Наконец-то появился и сам ожидаемый. При его виде площадь, напоминавшая пчелиный рой, притихла. Стоявшие на пути поэта мужи – кто вежливо, кто сочувственно, а кто и небрежно – расступились, пропуская его к камню, к которому он упрямо спешил. Легко взобравшись на него, как и в предыдущие дни, Солон поправил на голове шапочку, окинул присутствовавших наигранно сумасбродным взглядом, повернулся на Юг – в сторону злополучного острова, плавно вытянул обе руки и сильным, красивым голосом запел:
О, Саламин, сколько ты унижений доставил Афинам,
Остров желанный, в наш дом, открывающий путь…
Афиняне внимали поэту. Даже те, кто вовсе не любили и не понимали поэзии, и то пытались вникнуть в смысл солоновых элегий. Бывший стратег Главкон, почёсывая обрубком своей руки за левым ухом, тихо произнёс:
– Да-а-а! Ну и ну!
Что он этим хотел сказать, никто толком не понял. «Да», в смысле правоты Солона. Или «да» – как раз в противоположном значении.

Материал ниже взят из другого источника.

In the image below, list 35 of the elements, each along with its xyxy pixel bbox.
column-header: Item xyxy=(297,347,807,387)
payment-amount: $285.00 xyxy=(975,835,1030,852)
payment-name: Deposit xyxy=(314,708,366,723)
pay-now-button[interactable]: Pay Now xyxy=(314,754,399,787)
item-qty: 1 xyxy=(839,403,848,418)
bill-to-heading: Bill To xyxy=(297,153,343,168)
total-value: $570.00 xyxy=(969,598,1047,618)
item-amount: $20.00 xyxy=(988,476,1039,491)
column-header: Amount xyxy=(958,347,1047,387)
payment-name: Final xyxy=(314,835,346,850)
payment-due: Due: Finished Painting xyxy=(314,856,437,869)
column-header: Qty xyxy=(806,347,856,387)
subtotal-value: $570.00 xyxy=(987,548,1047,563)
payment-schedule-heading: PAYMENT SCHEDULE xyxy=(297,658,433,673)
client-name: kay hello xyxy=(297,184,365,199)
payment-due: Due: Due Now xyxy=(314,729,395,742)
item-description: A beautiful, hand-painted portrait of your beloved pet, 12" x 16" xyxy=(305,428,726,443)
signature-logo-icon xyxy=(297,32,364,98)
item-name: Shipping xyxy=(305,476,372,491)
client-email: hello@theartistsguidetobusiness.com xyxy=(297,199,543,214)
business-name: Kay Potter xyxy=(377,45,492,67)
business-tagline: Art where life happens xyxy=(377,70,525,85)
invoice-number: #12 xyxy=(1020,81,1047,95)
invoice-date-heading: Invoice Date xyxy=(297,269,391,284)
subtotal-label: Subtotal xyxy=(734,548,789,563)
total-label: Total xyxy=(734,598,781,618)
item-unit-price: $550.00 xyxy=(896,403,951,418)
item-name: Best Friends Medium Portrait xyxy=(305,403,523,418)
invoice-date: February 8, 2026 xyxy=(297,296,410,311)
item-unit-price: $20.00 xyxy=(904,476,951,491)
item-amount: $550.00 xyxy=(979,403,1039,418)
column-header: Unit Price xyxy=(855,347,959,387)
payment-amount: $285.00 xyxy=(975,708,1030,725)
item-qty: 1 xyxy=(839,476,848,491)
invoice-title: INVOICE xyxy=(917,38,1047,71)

Полемарх Диодор, слушал Солона, опустив взгляд, словно бы устыдился его упрёков. Рядом с ним стоял десятилетний мальчишка по имени Феспид. Широко открыв рот, восхищённо глядя на поэта, он затаённо вникал в солоновы слова, буквально поглощая их. Не они ли, через много лет, побудят создателя трагедии к своим изысканиям?
Бывший архонт Клеомен не только слушал, но и внимательно следил за действиями поэта, пытаясь проникнуть в его душу, и уяснить – действительно ли она больна. Не раз он окидывал хитроумным взглядом и всех присутствующих на площади, изучая их отклики на призывы Солона. В конечном счёте, Клеомен понял – афиняне на стороне безумца. Касательно душевной болезни самого выступавшего, бывшего архонта взяли серьёзные сомнения. Лицо, глаза, руки и одежда действительно несли оттенок умопомешательства. Но голос и содержание элегий как раз свидетельствовали о ясности ума. Двойственное, весьма двойственное впечатление от услышанного и увиденного на Агоре осталось у рассудительного Клеомена. Стоявший рядом с ним пожилой афинянин, нерешительно шепнул ему:
– Вот так штука! Сдаётся мне у Солона умно безумный образ мыслей.
– Вернее безумно умный, – хихикнув, ответил Клеомен и, прихрамывая, подался прочь. При этом он убеждал самого себя: «Скорее мы скудоумны, нежели «умник»» Солон.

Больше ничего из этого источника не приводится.